In der Finanzkrise 2008 hat Buffett noch zugeschlagen – die Beteiligungen an General Electric, Goldman Sachs und der Bank of America waren äußerst lukrativ. Vielleicht glaubt er, dass die Tiefststände an den Märkten immer noch nicht erreicht sind. Immerhin hat sich Buffett von den angeschlagenen Airline-Aktien wie Delta und Southwest im März getrennt.
Buffetts simple Philosophie und sein erstes Geld mit sechs Jahren
Buffetts Credo in wenigen Sätzen: Beachte den Unterschied zwischen Spekulation und Investition, kaufe nur das, was du selber verstehst oder besser das, was du selber konsumierst, sei ängstlich, wenn andere gierig sind und sei gierig, wenn andere ängstlich sind. Dann habe Geduld mit deiner Anlage, kenne deine Stärken und arbeite ausdauernd. Zusammenfassen lässt sich Buffetts Investitionsstil als das Kaufen von Unternehmen mit nachvollziehbaren Geschäftsmodellen zu einem Preis, unter Berücksichtigung einer Sicherheitsmarge, um diese Papiere für immer zu halten.
Buffett würde wohl nie Aktien eines Unternehmens kaufen, wenn er grundsätzlich nicht auch bereit wäre die gesamte Firma zu kaufen oder um es in seinen eigenen Worten auszudrücken: „Ich kaufe unter der Annahme, dass man den Markt morgen schließen kann und ihn für fünf Jahre nicht wieder öffnet.“ Als „Buffettology“ bezeichnen Finanzexperten diesen Investitionsstil, der auf der Fundamentalanalyse seines Lehrmeisters an der New Yorker Columbia University, Benjamin Graham, fußt.
Warren Edward Buffett erblickte am 30. August im Jahre 1930 in Omaha, Nebraska, das Licht der Welt. Sein erstes Geld verdiente er im Alter von sechs Jahren, als er Coca-Cola-Sixpacks für 25 Cent kaufte und die Flaschen einzeln für fünf Cent weiterverkaufte. Damit machte er einen Gewinn von fünf Cent je Sixpack. Mehr Geld verdiente er später als Zeitungsjunge und noch mehr mit der Vermietung von durch ihn selbst restaurierte Flipper-Automaten.
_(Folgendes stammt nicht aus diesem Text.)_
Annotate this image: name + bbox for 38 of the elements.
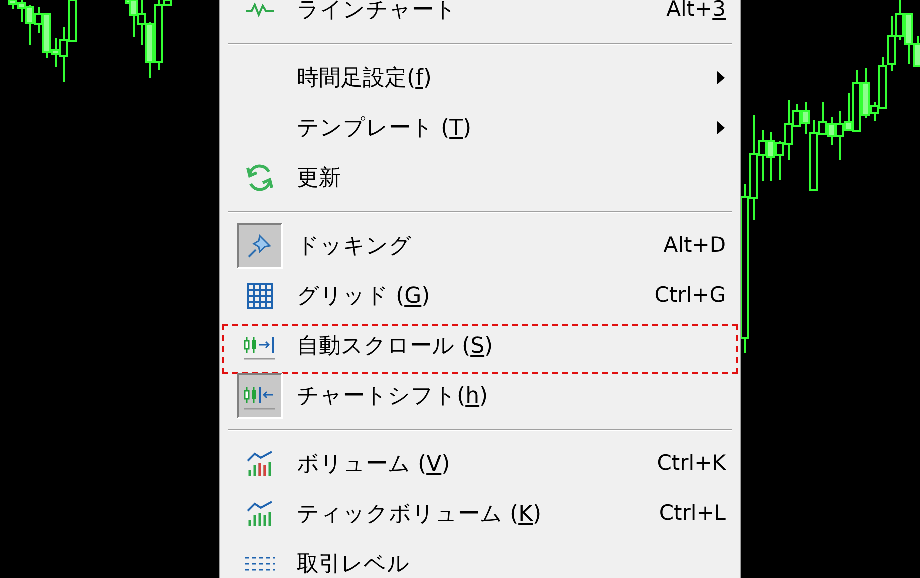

Daneben verkaufte er bereits als Kind gebrauchte Golfbälle. Davon erwarb er, mittlerweile elf Jahre alt, seine ersten drei Aktien, die er für 38,25 US-Dollar erstand, um diese später wiederum für 40 US-Dollar zu verkaufen. Viel zu früh, wie Buffett Jahre später kritisch befand.
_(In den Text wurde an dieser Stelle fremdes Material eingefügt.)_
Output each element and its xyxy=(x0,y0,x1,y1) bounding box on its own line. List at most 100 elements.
Mit 14 Jahren kaufte Buffett von seinem Ersparten für 1.200 US-Dollar eine 16 Hektar große Farm in Omaha, welche er flugs wieder vermietete. Und im Alter von 17 Jahren erwarb er, zusammen mit Freunden, für 350 US-Dollar einen schrottreifen Rolls-Royce, ließ ihn reparieren und vermietete die Luxuskarosse für 35 US-Dollar am Tag weiter. Bei diesen zahlreichen Ausflügen in die unterschiedlichsten Branchen hatte der Jungunternehmer seine ersten Erfahrungen als Investor gesammelt und sich gedacht, was im Kleinen funktioniert, klappt sicher auch im großen Stil.
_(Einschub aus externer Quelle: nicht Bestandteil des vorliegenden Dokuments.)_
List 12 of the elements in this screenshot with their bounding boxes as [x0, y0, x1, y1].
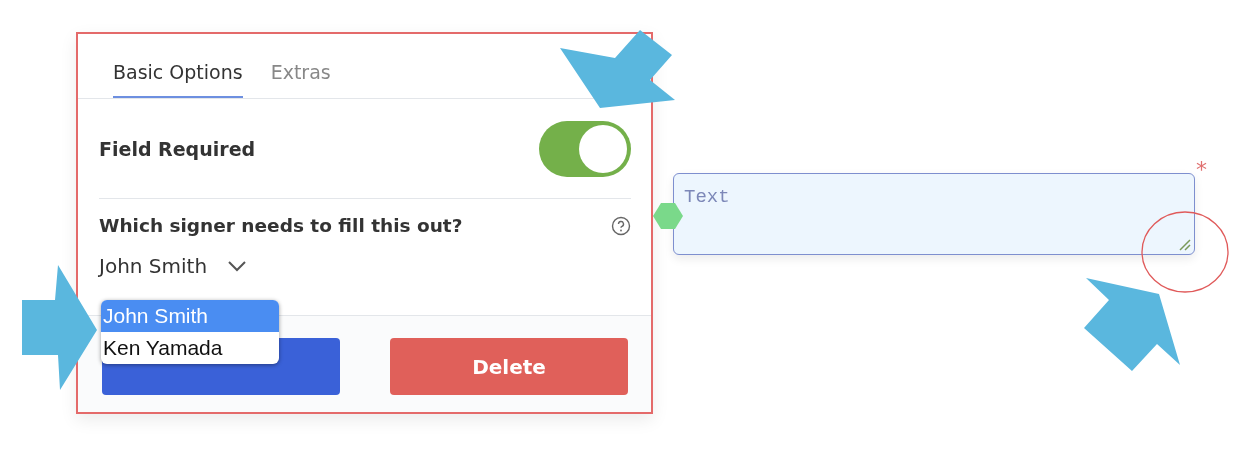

Nach der High School studierte Warren Buffett von 1947 bis 1949 an der University of Pennsylvania (Wharton Business School). Doch er brach das Wirtschaftsstudium wieder ab, da es ihm seiner Meinung nach kaum etwas brachte. Er war unterfordert und der Meinung, dass er mehr wüsste als die Dozenten, die außerdem ihre jeweiligen Theorien mit zu geringem Tiefgang erklären würden, und nicht ersichtlich wurde, wie er damit Profit machen könnte. Stattdessen setzte er sein Studium an der University Nebraska Ökonomie fort und schloss dieses im Jahr 1950 mit dem Bachelorgrad ab.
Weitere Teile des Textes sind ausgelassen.